A Work Breakdown Structure (WBS) is a hierarchical outline of the tasks required to complete a project. The WBS “breaks down” the structure of a project into manageable deliverables. Each deliverable is assigned a task, or series of tasks that can be further broken down into subtasks to meet the needs of the project.
The advantage of using a WBS as part of project lifecycle management is that is takes large, complex projects and breaks them into smaller, more manageable tasks that can be assigned to specific people or teams to deliver.
Purpose of the Work Breakdown Structure
The primary purpose of the WBS is too plan the schedule for the project. Each task duration is planned in conjunction with its required predecessors and following tasks. The WBS then provides an overall plan so that the project manager can see how the project should progress and manage the workflow appropriately.
Related: What is a Cost Breakdown Structure?
The parts of the WBS include:
- Tasks – a number, ID, title, and description of each task.
- Task Owner – who is responsible for completing the task.
- Task Dependency and Predecessors – linking two tasks together if one depends on the completion of the other.
- Start and Finish Date of Task – estimates the time each task will take and ultimately the entire project.
- Duration – how long will each task take on the calendar (usually number of days or hours).
- Work Estimate – how many hours/days of work are required to complete the task (combining all resource hours together if working in parallel).
- Task Status – whether each task is assigned to an owner/resource, started, in progress, late, complete, etc.
- Gantt Chart – a visualization of the WBS with tasks represented graphically over time.
Work Breakdown Structure Example
The WBS is a central component of Project Business Automation, as it acts as the primary schedule against which all other activities and system operations are executed.
See How the Work Breakdown Structure in PBA Works
Eliminate standalone project management applications and the overhead needed to manage them.
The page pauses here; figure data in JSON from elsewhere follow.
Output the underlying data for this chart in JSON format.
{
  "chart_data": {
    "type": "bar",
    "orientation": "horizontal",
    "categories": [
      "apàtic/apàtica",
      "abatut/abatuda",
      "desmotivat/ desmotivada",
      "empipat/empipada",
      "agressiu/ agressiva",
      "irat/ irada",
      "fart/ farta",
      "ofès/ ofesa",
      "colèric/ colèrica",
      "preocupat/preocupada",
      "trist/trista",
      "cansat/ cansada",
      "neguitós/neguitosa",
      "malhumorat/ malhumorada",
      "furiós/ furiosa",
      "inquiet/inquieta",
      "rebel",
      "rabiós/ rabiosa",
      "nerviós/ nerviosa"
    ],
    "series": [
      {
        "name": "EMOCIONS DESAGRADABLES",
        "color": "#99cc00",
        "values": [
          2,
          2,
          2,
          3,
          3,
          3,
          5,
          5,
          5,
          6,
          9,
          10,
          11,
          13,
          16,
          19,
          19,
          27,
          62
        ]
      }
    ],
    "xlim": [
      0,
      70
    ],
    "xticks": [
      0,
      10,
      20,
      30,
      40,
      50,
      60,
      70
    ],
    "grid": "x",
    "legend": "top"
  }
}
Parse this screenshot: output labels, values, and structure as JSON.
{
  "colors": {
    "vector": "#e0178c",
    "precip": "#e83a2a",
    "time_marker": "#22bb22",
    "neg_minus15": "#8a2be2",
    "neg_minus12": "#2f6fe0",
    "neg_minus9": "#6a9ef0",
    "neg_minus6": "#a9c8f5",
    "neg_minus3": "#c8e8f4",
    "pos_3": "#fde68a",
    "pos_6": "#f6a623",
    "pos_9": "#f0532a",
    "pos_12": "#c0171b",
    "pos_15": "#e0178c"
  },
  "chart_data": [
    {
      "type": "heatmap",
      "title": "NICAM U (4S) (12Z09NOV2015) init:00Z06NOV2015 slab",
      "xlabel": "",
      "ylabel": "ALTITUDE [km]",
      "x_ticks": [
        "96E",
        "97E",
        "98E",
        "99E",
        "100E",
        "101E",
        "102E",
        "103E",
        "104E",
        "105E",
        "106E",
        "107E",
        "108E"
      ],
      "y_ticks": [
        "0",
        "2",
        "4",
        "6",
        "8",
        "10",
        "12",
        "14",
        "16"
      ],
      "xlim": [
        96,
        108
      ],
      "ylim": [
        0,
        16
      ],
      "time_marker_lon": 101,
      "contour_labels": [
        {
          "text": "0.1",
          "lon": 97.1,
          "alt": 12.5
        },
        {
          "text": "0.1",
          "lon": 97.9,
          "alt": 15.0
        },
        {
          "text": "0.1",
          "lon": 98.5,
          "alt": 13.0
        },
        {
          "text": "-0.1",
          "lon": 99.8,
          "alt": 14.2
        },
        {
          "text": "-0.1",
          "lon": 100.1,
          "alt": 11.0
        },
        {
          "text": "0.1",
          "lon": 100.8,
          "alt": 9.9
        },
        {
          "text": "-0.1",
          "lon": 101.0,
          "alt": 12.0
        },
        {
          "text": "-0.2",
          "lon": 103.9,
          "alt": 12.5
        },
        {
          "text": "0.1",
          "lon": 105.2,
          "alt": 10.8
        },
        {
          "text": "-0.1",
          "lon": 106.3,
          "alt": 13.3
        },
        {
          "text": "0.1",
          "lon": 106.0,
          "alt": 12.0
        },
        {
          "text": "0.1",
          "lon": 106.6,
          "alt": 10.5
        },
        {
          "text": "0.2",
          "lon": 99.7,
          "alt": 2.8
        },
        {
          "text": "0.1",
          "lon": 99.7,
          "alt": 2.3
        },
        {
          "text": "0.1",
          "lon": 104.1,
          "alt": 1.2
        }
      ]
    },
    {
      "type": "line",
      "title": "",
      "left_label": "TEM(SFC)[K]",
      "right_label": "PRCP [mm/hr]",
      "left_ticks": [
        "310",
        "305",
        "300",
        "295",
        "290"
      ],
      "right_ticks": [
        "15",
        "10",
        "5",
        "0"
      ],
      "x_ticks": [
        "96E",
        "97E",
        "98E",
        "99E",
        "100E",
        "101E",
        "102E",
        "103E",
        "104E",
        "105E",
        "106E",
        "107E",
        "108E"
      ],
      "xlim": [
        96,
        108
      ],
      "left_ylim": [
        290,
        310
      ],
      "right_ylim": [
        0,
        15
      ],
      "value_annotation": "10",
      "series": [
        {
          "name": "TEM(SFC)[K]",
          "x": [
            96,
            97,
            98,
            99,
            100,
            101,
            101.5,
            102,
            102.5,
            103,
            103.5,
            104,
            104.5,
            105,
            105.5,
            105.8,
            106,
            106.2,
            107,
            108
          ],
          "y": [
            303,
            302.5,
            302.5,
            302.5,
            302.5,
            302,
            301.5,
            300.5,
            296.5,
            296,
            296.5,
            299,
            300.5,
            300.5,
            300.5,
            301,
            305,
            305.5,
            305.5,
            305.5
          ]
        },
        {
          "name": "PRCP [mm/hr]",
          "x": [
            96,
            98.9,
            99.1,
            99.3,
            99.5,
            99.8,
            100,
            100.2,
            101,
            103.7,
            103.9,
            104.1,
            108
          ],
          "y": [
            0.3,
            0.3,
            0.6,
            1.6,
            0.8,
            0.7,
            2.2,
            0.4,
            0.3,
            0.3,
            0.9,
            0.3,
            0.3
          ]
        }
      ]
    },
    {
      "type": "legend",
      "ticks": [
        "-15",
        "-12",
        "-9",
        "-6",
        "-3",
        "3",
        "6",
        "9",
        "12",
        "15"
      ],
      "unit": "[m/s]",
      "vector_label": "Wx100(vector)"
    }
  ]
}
- Leverage the project schedule to accurately build a labor budget, time-phase earned value estimates, and generate cash flow projections
- Apply the timeline directly to MRP for production orders, and automatically constrain the schedule based on procurement or production delays
- Staff projects more efficiently and automatically feed status updates, issues and work estimates back to the schedule from the timesheet
- Evaluate cost to complete with real-time work estimates from the schedule
- Report on the financial impact of schedule changes immediately
To learn how a WBS should be integrated into the rest of your project processes and systems, Download the Project Business Automation Blueprint. It is the definitive guide to creating a comprehensive business system for your Project Business that ties together your project operations and financials seamlessly.
The Difference Between WBS and CBS
The WBS is an operational plan – what work will be done, how it will be completed and on what schedule. The Cost Breakdown Structure (CBS) is the financial plan of the project. Many companies use the WBS as their financial plan as well. However, this approach often leads to financial problems with the project. The WBS is far to granular to be able to manage costs effectively. Or, it can be far to general to get the right cost details and apply them to the appropriate general ledger areas.
The CBS is the answer. The CBS is linked to the WBS, but allows for a complete breakdown of the project for financial purposes, which enables effective project cost control and earned value analysis.